JETROフィリピンは7日、健康・スポーツ分野でのオンライン商談会に関する情報を発表しました。
健康・スポーツ分野でのオンライン商談会を開催
ジェトロは1月21日、フィリピンの健康・スポーツ分野のオンライン商談会を開催した。日本からは健康食品、アウトドア用品、衛生用品など5社が参加した。食生活の変化によって生活習慣病を患う人が増加する中、健康・スポーツ分野の市場拡大の期待が高まっている(注)。
商談会には、フィリピン最大手の薬局などへの卸販売を行う会社や、多くのスポーツブランドと代理店契約を締結する卸・小売りの会社が参加した。過去に日本企業との取引実績もある。
商談会に参加したシナノは、運動効率の向上を目的としたフィットネス用のウォーキングポール、転倒予防・安定歩行・姿勢改善などを目的とした高齢者向けウォーキングポールを販売している。日本人向けに開発された製品は、フィリピン人をはじめとしたアジア各国の体型にもグリップの形やポールの長さがフィットする。同社は「今後のフィリピンでの展開の可能性を感じた」と、人口ボーナスが続くフィリピン市場への参入に自信をのぞかせた。
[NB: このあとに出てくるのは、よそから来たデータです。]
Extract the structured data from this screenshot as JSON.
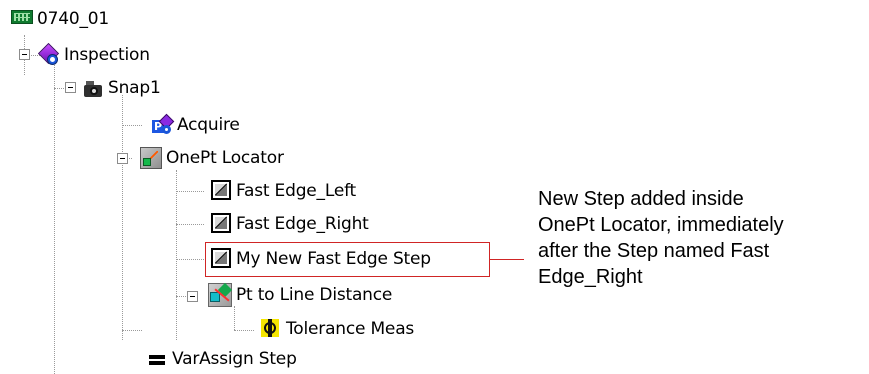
{
  "tree": {
    "root": {
      "label": "0740_01",
      "icon": "chip-icon"
    },
    "inspection": {
      "label": "Inspection",
      "icon": "inspection-icon"
    },
    "snap1": {
      "label": "Snap1",
      "icon": "camera-icon"
    },
    "acquire": {
      "label": "Acquire",
      "icon": "acquire-icon"
    },
    "onept_locator": {
      "label": "OnePt Locator",
      "icon": "locator-icon"
    },
    "fast_edge_left": {
      "label": "Fast Edge_Left",
      "icon": "edge-step-icon"
    },
    "fast_edge_right": {
      "label": "Fast Edge_Right",
      "icon": "edge-step-icon"
    },
    "my_new_fast_edge_step": {
      "label": "My New Fast Edge Step",
      "icon": "edge-step-icon"
    },
    "pt_to_line_distance": {
      "label": "Pt to Line Distance",
      "icon": "pt-line-icon"
    },
    "tolerance_meas": {
      "label": "Tolerance Meas",
      "icon": "tolerance-icon"
    },
    "varassign_step": {
      "label": "VarAssign Step",
      "icon": "varassign-icon"
    }
  },
  "annotation": {
    "text": "New Step added inside\nOnePt Locator, immediately\nafter the Step named Fast\nEdge_Right",
    "highlight_color": "#d02525"
  }
}
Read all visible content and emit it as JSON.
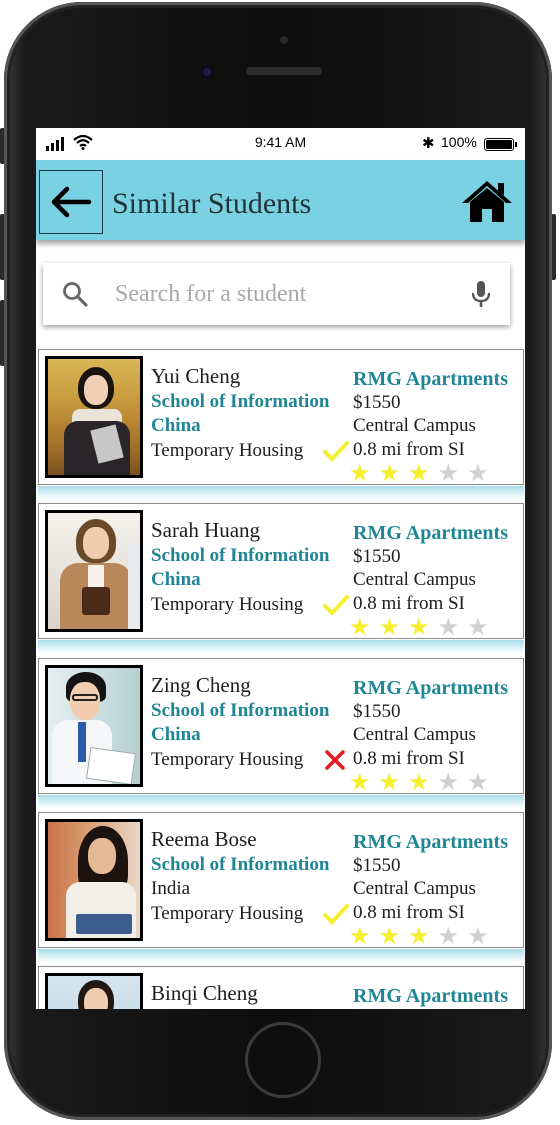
{
  "status_bar": {
    "time": "9:41 AM",
    "battery_percent": "100%",
    "bluetooth_icon": "bluetooth-icon",
    "wifi_icon": "wifi-icon"
  },
  "header": {
    "title": "Similar Students",
    "back_icon": "arrow-left-icon",
    "home_icon": "home-icon",
    "background": "#7ad1e1"
  },
  "search": {
    "placeholder": "Search for a student",
    "search_icon": "search-icon",
    "mic_icon": "microphone-icon"
  },
  "colors": {
    "accent": "#1e8694",
    "star_on": "#f5ef2f",
    "star_off": "#d0d0d0",
    "check": "#f5ef2f",
    "cross": "#e31b23"
  },
  "students": [
    {
      "name": "Yui Cheng",
      "school": "School of Information",
      "country": "China",
      "housing": "Temporary Housing",
      "housing_status": "check",
      "apartment": "RMG Apartments",
      "price": "$1550",
      "campus": "Central Campus",
      "distance": "0.8 mi from SI",
      "rating": 3,
      "rating_max": 5
    },
    {
      "name": "Sarah Huang",
      "school": "School of Information",
      "country": "China",
      "housing": "Temporary Housing",
      "housing_status": "check",
      "apartment": "RMG Apartments",
      "price": "$1550",
      "campus": "Central Campus",
      "distance": "0.8 mi from SI",
      "rating": 3,
      "rating_max": 5
    },
    {
      "name": "Zing Cheng",
      "school": "School of Information",
      "country": "China",
      "housing": "Temporary Housing",
      "housing_status": "cross",
      "apartment": "RMG Apartments",
      "price": "$1550",
      "campus": "Central Campus",
      "distance": "0.8 mi from SI",
      "rating": 3,
      "rating_max": 5
    },
    {
      "name": "Reema Bose",
      "school": "School of Information",
      "country": "India",
      "housing": "Temporary Housing",
      "housing_status": "check",
      "apartment": "RMG Apartments",
      "price": "$1550",
      "campus": "Central Campus",
      "distance": "0.8 mi from SI",
      "rating": 3,
      "rating_max": 5
    },
    {
      "name": "Binqi Cheng",
      "apartment": "RMG Apartments"
    }
  ]
}
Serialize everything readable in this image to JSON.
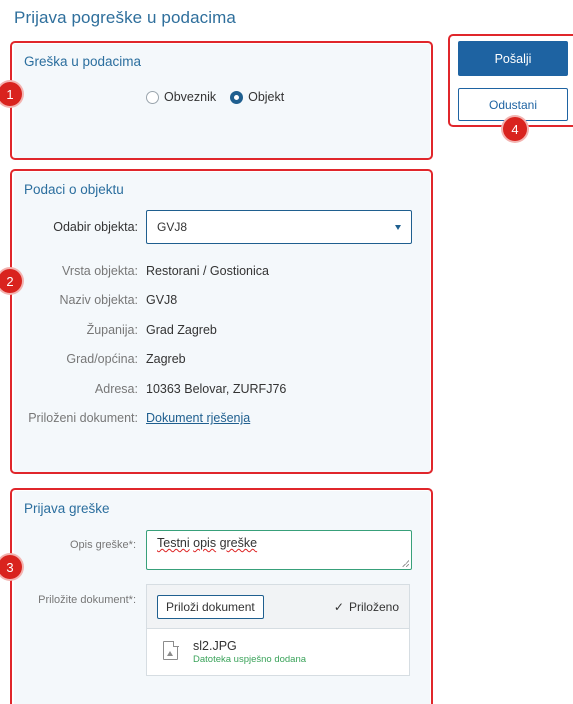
{
  "page_title": "Prijava pogreške u podacima",
  "section1": {
    "title": "Greška u podacima",
    "radio_options": [
      "Obveznik",
      "Objekt"
    ],
    "selected": "Objekt"
  },
  "section2": {
    "title": "Podaci o objektu",
    "select_label": "Odabir objekta:",
    "select_value": "GVJ8",
    "rows": [
      {
        "label": "Vrsta objekta:",
        "value": "Restorani / Gostionica"
      },
      {
        "label": "Naziv objekta:",
        "value": "GVJ8"
      },
      {
        "label": "Županija:",
        "value": "Grad Zagreb"
      },
      {
        "label": "Grad/općina:",
        "value": "Zagreb"
      },
      {
        "label": "Adresa:",
        "value": "10363 Belovar, ZURFJ76"
      },
      {
        "label": "Priloženi dokument:",
        "value": "Dokument rješenja"
      }
    ]
  },
  "section3": {
    "title": "Prijava greške",
    "desc_label": "Opis greške*:",
    "desc_value_word1": "Testni",
    "desc_value_word2": "opis",
    "desc_value_word3": "greške",
    "attach_label": "Priložite dokument*:",
    "attach_button": "Priloži dokument",
    "attached_check": "✓",
    "attached_text": "Priloženo",
    "file_name": "sl2.JPG",
    "file_status": "Datoteka uspješno dodana"
  },
  "actions": {
    "send": "Pošalji",
    "cancel": "Odustani"
  },
  "markers": [
    "1",
    "2",
    "3",
    "4"
  ],
  "colors": {
    "accent": "#1e63a2",
    "title": "#2f6f9c",
    "annotation_red": "#e0262b",
    "success": "#3aa35a"
  }
}
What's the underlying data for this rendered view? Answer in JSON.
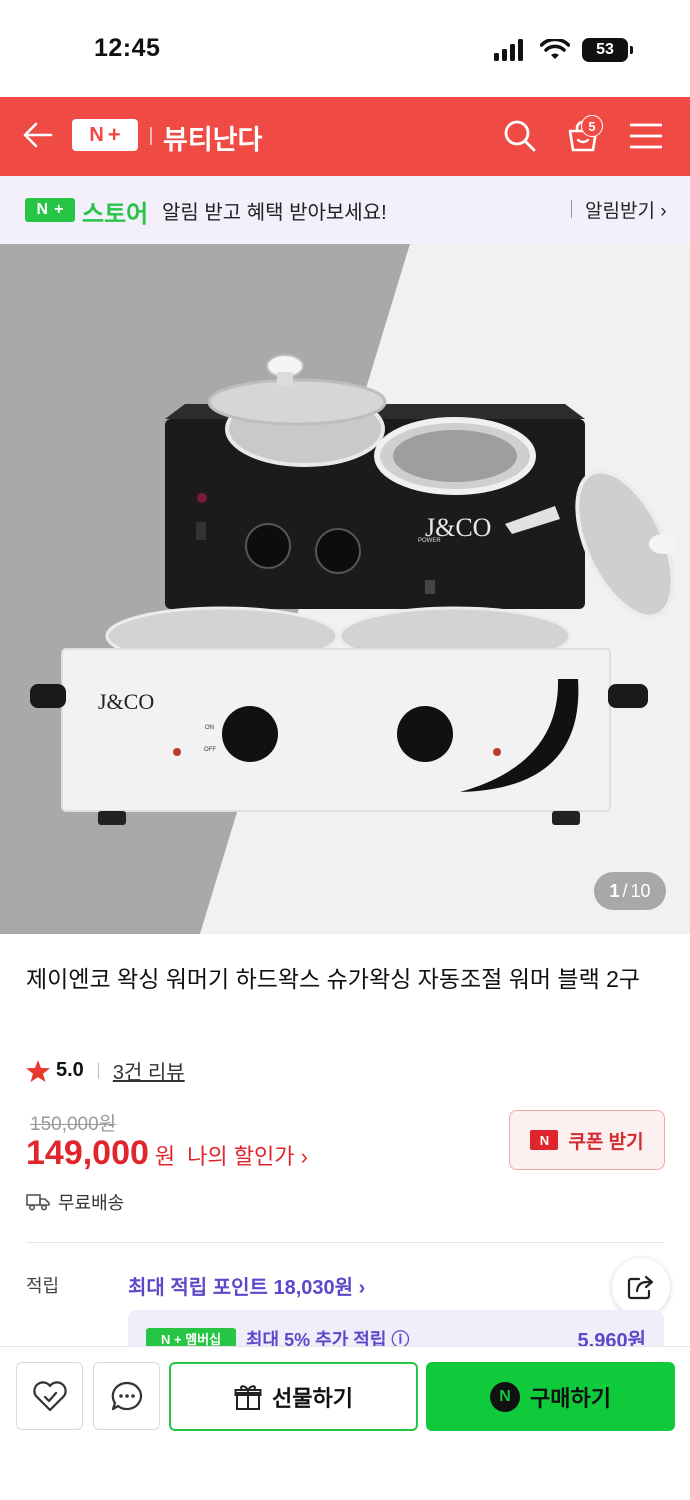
{
  "status_bar": {
    "time": "12:45",
    "battery": "53"
  },
  "header": {
    "logo_n": "N",
    "logo_plus": "+",
    "store_name": "뷰티난다",
    "cart_count": "5"
  },
  "notice": {
    "logo_n": "N",
    "logo_plus": "+",
    "store_label": "스토어",
    "message": "알림 받고 혜택 받아보세요!",
    "link": "알림받기 ›"
  },
  "hero": {
    "page_current": "1",
    "page_total": "10",
    "brand_on_device": "J&CO",
    "device_labels": {
      "power": "POWER",
      "on": "ON",
      "off": "OFF"
    }
  },
  "product": {
    "title": "제이엔코 왁싱 워머기 하드왁스 슈가왁싱 자동조절 워머 블랙 2구",
    "rating": "5.0",
    "reviews": "3건 리뷰",
    "original_price": "150,000원",
    "price": "149,000",
    "won": "원",
    "my_discount": "나의 할인가 ›",
    "coupon_label": "쿠폰 받기",
    "coupon_icon": "N",
    "shipping": "무료배송",
    "points_label": "적립",
    "points_value": "최대 적립 포인트 18,030원 ›",
    "membership_badge": "N + 멤버십",
    "membership_text": "최대 5% 추가 적립 ⓘ",
    "membership_amount": "5,960원"
  },
  "bottom": {
    "gift_label": "선물하기",
    "buy_label": "구매하기",
    "buy_icon": "N"
  },
  "colors": {
    "header_red": "#ef4a44",
    "naver_green": "#26c545",
    "buy_green": "#0fcb3c",
    "price_red": "#e0252c",
    "purple": "#5c49c9"
  }
}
また、バイヤー企業からは、インドアスポーツ用品やフィットネス用品などが、新型コロナウイルスの感染拡大でトレンドになっており、日本企業の参入余地があるとの声があった。
新型コロナを機に運動を開始する人が増加
フィリピンの健康系アプリ「REBEL」が2021年6月に700人を対象に実施した調査によると、約35%は新型コロナウイルス感染の拡大を機に運動を開始したと回答した。同社は「パンデミックを機に、ワークアウトの重要性に気づかされており、健康・スポーツ分野の市場拡大の潜在性は誰もが認めるところ」と述べている(「ビジネス・ワールド」紙2021年7月28日)。
また、メトロマニラ首都圏での徒歩と自転車による移動を促進する団体エムエヌエルムーブズの推計によれば、同首都圏では既に50万人以上が通勤に自転車を使っている(「インクワイアリ―」紙2021年11月29日)。
(注)所得の向上やライフスタイルの変化に伴って、人々の食生活が欧米型にシフトし、肥満や糖尿病などの生活習慣病患者が増えつつある(2019年5月9日付地域・分析レポート参照)。フィリピン政府は、国内で増加し続ける肥満や糖尿病対策を目的に、2018年1月から加糖飲料への課税を実施するなどの対策を講じている(2018年3月27日記事参照)。
2019年2月には、日本政府が推進しているアジア健康構想を通じ、両国のヘルスケアと健康分野における協力の深化を図り、民間事業の振興を図ることを目的として、「日本国内閣官房健康・医療戦略室、日本国厚生労働省及び日本国経済産業省とフィリピン共和国保健省との間のヘルスケア分野における協力覚書」を締結している。